Here’s an advance look at a some of the “This Day in Geographic History” (TDIGH) events coming up this week. For each date, we’ve matched it with a map or visual, background information, and a classroom activity so you can plan ahead.
Tuesday, August 23
Slaves were packed into ships for the deadly journey from Africa to the Americas and then sold at auction. Artwork by Richard Schlecht, National Geographic.
TDIGH: International Day for the Remembrance of the Slave Trade and its Abolition
In 1998 the United Nations created this day to honor those enslaved through the transatlantic slave trade and celebrate its abolition.
Map: Colonial trade routes
Background: Human geography of Africa and the effects of the slave trade
Activity: Read a slave sale ad and discuss lasting negative effects of slavery in America
Wednesday, August 24
TDIGH: Vesuvius Erupts
Mount Vesuvius erupted in 79 CE, destroying the Roman town of Pompeii. Though it hasn’t erupted since 1944, Vesuvius is considered one of the most dangerous volcanoes in the world.
Map: Volcanic eruptions around the world
Activity: What do you know about volcanic eruptions?
Thursday, August 25
Grand Canyon National Park in Arizona is one of the top ten most popular national parks in the U.S. Photograph by Pete McBride, National Geographic.

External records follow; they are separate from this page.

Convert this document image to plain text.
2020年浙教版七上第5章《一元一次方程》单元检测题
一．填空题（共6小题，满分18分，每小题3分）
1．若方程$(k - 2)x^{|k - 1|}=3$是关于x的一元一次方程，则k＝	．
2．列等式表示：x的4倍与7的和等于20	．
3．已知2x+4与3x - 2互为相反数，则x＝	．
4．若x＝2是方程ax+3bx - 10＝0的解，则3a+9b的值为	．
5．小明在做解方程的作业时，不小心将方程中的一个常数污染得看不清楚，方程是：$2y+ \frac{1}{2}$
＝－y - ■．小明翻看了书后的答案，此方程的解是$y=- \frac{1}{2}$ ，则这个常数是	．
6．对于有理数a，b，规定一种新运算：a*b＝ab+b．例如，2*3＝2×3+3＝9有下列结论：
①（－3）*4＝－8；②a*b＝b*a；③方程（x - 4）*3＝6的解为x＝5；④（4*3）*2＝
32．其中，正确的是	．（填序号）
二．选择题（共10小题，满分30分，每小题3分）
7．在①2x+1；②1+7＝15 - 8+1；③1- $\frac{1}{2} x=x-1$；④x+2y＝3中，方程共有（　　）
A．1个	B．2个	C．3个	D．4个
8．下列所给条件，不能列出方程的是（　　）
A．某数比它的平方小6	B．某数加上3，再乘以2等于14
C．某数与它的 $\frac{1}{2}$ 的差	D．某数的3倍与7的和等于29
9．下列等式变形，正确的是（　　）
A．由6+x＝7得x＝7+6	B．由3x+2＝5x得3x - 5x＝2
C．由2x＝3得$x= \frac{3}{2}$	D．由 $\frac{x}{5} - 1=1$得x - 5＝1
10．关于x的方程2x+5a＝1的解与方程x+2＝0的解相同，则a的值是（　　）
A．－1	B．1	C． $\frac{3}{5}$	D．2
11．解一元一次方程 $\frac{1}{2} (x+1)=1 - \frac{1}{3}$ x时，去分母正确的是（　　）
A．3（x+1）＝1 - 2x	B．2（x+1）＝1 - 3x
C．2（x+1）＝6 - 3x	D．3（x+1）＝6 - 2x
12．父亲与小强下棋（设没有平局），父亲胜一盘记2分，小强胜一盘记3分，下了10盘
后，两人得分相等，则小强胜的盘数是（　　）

TDIGH: National Park Service Created
This year marks the 100th birthday of the National Park Service, created by U.S. President Woodrow Wilson.
Map: The most popular national parks in the U.S.
Background: Explore our collection of resources on national parks
Activity: Choose from the discussion questions here or discuss which national parks students have been to or want to visit.
Saturday, August 27
TDIGH: Sack of Rome
Visigoths from eastern Europe defeated and looted the city of Rome in 410, contributing to the collapse of the Roman Empire in 476.
Visual: Color in pages from Ancient Rome
Background: Learn more about Rome
Activity: Go over the dates, similarities and differences of the Roman Republic and the Roman Empire.
Sunday, August 28
Dr. Martin Luther King, Jr. gives his famous ‘I Have a Dream’ speech from the steps of the Lincoln Memorial in Washington, DC. Photograph by James P. Blair, National Geographic.
TDIGH: ‘I Have a Dream’ Speech
Dr. Martin Luther King Jr.’s speech at the 1963 March on Washington was a defining moment in the civil rights movement and is considered the greatest speech of the 20th century.
Audio: Watch a clip of the speech
Background: Brief bio of MLK
Activity: Look at photos from the March on Washington and read the “Fast Facts” section.